December 24, 1979
THE DOCTAH WAS OPERATING
This is what the NBA had in mind when it adopted the new imbalanced league schedule. Packed buildings, which would otherwise be half-empty arenas. The birth of match-ups. The establishment of personal duels. The chance for immediate retribution. The restoration of competition. In short, the injection of emotion into a sport often accused of being mechanical. This is what it wanted, and, if the Celtics and the 76ers are a valid example, this is what it is getting.
Last Wednesday night, the Celtics trampled the 76ers by a 112-89 score before a sold-out Boston Garden. It was a rare midweek Garden sellout, and it attracted the largest press coverage of any nonplayoff game in Celtic history. And on Saturday evening, the two ancient rivals resumed hostilities before a Spectrum crowd that was three times larger (18,011) than the gathering that saw the Sixers play the Houston Rockets the night before.
This time, a fired-up 76er team shot 65 percent from the floor and defeated the Celtics by a 126-113 score. The joint was jumpin', and the Doctor was operating (37 points on 17-for-25 shooting). "I wish we played Boston 12 times," gushed Julius Erving.
Bill Fitch groused about his team's penchant for self-destruction. "We didn't give ourselves a chance to win in the last 5:51," he said. "I've had teams with five rookies play better than that. It burns you, but these are the areas (turnovers) that have bothered us all year."
But the Celtic coach left the Spectrum knowing that his team had played far from its best game against a 76er team that played well, this despite the fact the Celtics were within 4 (109-105) with 5:03 to go.
"The 76ers played great," Fitch said, "but we only had one guy, Rick Robey, exceed his normal output in terms of execution and effort. When we were still in it, our guards played horribly. I had Tiny (Archibald) out, and we suffered. I put him back in, but he was too tired and played terribly."
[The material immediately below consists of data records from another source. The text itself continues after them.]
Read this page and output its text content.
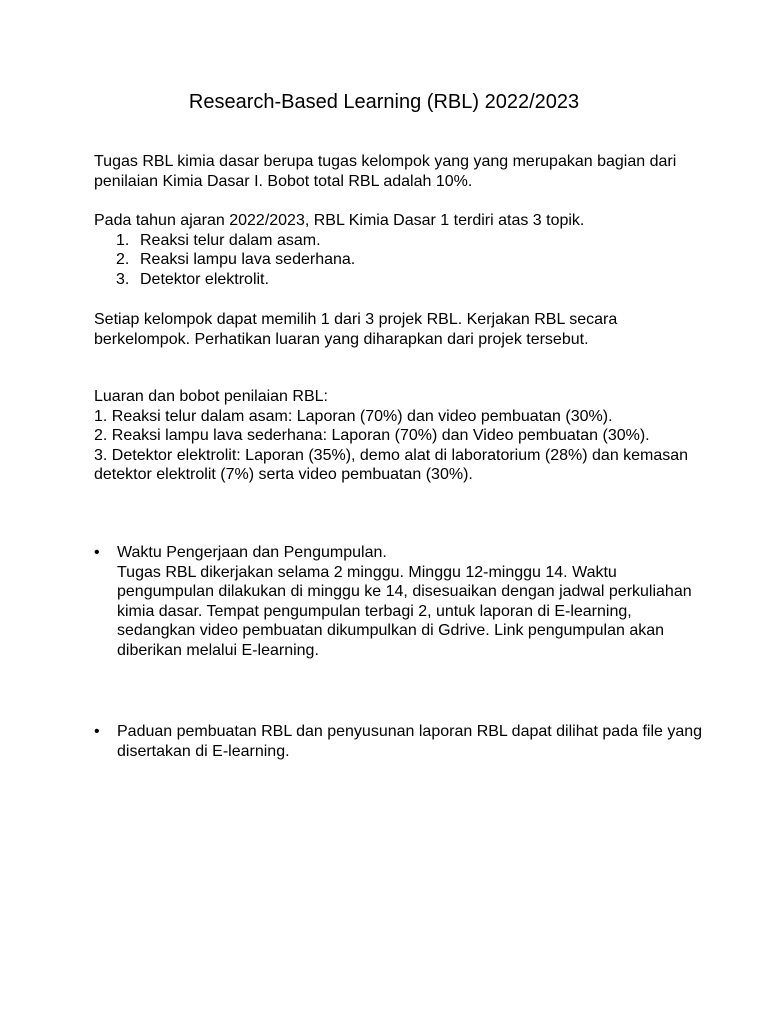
Research-Based Learning (RBL) 2022/2023

Tugas RBL kimia dasar berupa tugas kelompok yang yang merupakan bagian dari penilaian Kimia Dasar I. Bobot total RBL adalah 10%.

Pada tahun ajaran 2022/2023, RBL Kimia Dasar 1 terdiri atas 3 topik.
1. Reaksi telur dalam asam.
2. Reaksi lampu lava sederhana.
3. Detektor elektrolit.

Setiap kelompok dapat memilih 1 dari 3 projek RBL. Kerjakan RBL secara berkelompok. Perhatikan luaran yang diharapkan dari projek tersebut.

Luaran dan bobot penilaian RBL:
1. Reaksi telur dalam asam: Laporan (70%) dan video pembuatan (30%).
2. Reaksi lampu lava sederhana: Laporan (70%) dan Video pembuatan (30%).
3. Detektor elektrolit: Laporan (35%), demo alat di laboratorium (28%) dan kemasan detektor elektrolit (7%) serta video pembuatan (30%).
•	Waktu Pengerjaan dan Pengumpulan.
Tugas RBL dikerjakan selama 2 minggu. Minggu 12-minggu 14. Waktu pengumpulan dilakukan di minggu ke 14, disesuaikan dengan jadwal perkuliahan kimia dasar. Tempat pengumpulan terbagi 2, untuk laporan di E-learning, sedangkan video pembuatan dikumpulkan di Gdrive. Link pengumpulan akan diberikan melalui E-learning.
•	Paduan pembuatan RBL dan penyusunan laporan RBL dapat dilihat pada file yang disertakan di E-learning.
Billy Cunningham wasn't all that unimpressed with Archibald. "I don't know what we're going to do with Archibald," he said. "He must have found the Fountain of Youth."
Cunningham had to like the play of his own Darryl Dawkins (10 for 13, 23 points), rookie guard Clint Richardson (9 for 12, 18 points) and, of course, the efforts of Erving, whose performance gave him 76 points in two games.
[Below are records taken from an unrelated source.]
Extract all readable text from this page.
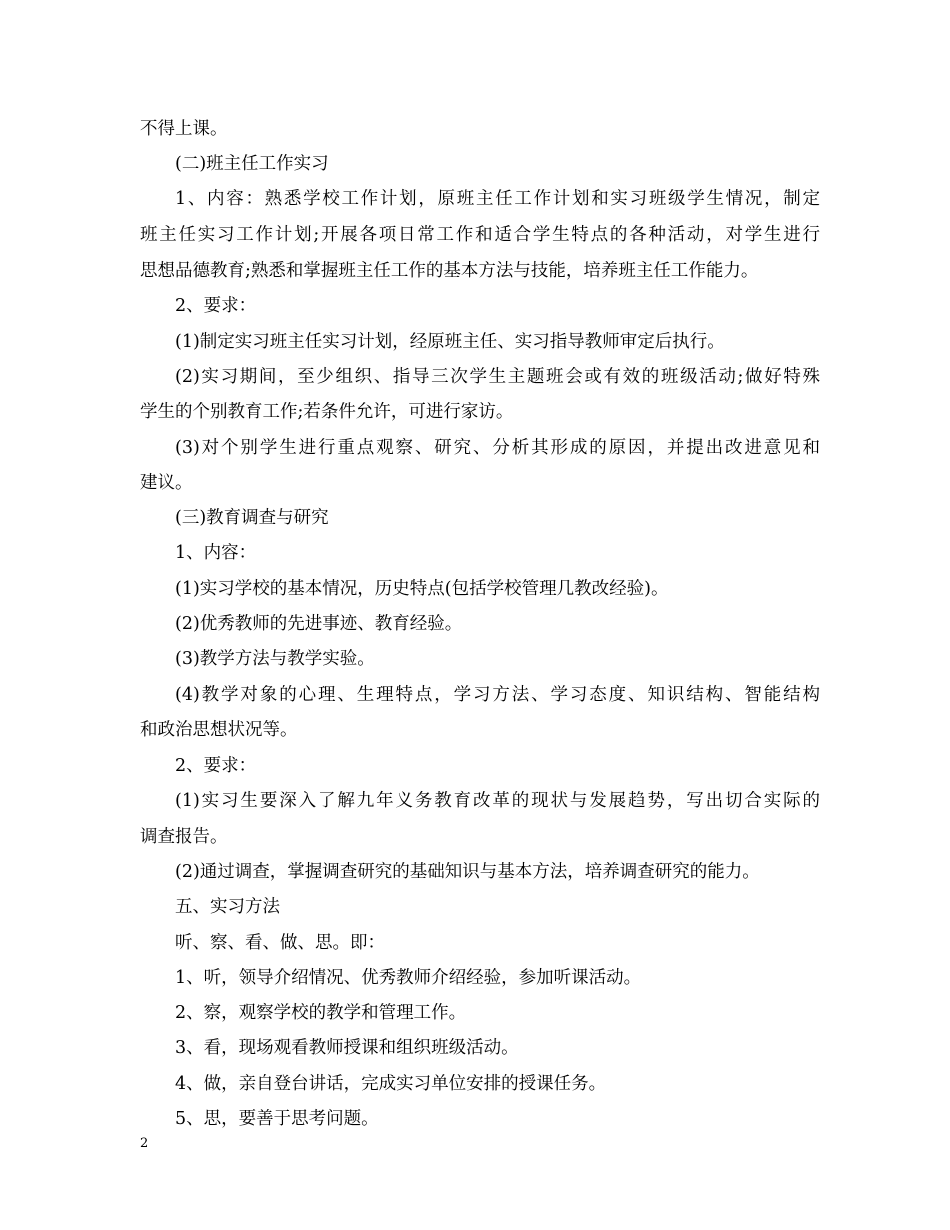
不得上课。
(二)班主任工作实习
1、内容：熟悉学校工作计划，原班主任工作计划和实习班级学生情况，制定
班主任实习工作计划;开展各项日常工作和适合学生特点的各种活动，对学生进行
思想品德教育;熟悉和掌握班主任工作的基本方法与技能，培养班主任工作能力。
2、要求：
(1)制定实习班主任实习计划，经原班主任、实习指导教师审定后执行。
(2)实习期间，至少组织、指导三次学生主题班会或有效的班级活动;做好特殊
学生的个别教育工作;若条件允许，可进行家访。
(3)对个别学生进行重点观察、研究、分析其形成的原因，并提出改进意见和
建议。
(三)教育调查与研究
1、内容：
(1)实习学校的基本情况，历史特点(包括学校管理几教改经验)。
(2)优秀教师的先进事迹、教育经验。
(3)教学方法与教学实验。
(4)教学对象的心理、生理特点，学习方法、学习态度、知识结构、智能结构
和政治思想状况等。
2、要求：
(1)实习生要深入了解九年义务教育改革的现状与发展趋势，写出切合实际的
调查报告。
(2)通过调查，掌握调查研究的基础知识与基本方法，培养调查研究的能力。
五、实习方法
听、察、看、做、思。即：
1、听，领导介绍情况、优秀教师介绍经验，参加听课活动。
2、察，观察学校的教学和管理工作。
3、看，现场观看教师授课和组织班级活动。
4、做，亲自登台讲话，完成实习单位安排的授课任务。
5、思，要善于思考问题。
2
The Doctor is just happy to be in the best health of his recent career. "It's nice to have the green light and be healthy at the same time," he said. "It's been a gradual process. Earlier in the year, I couldn't have played this well back to back." But a strenuous offseason therapy program, which included work on everything from his quadriceps to his ankles, has rejuvenated Erving.
It was a fine evening of basketball, and not a wasted one for Boston. "We learned some things tonight about ourselves, Philadelphia and the league," said Fitch. And the league learned that restoring such intense rivalries was the best thing it has done lately.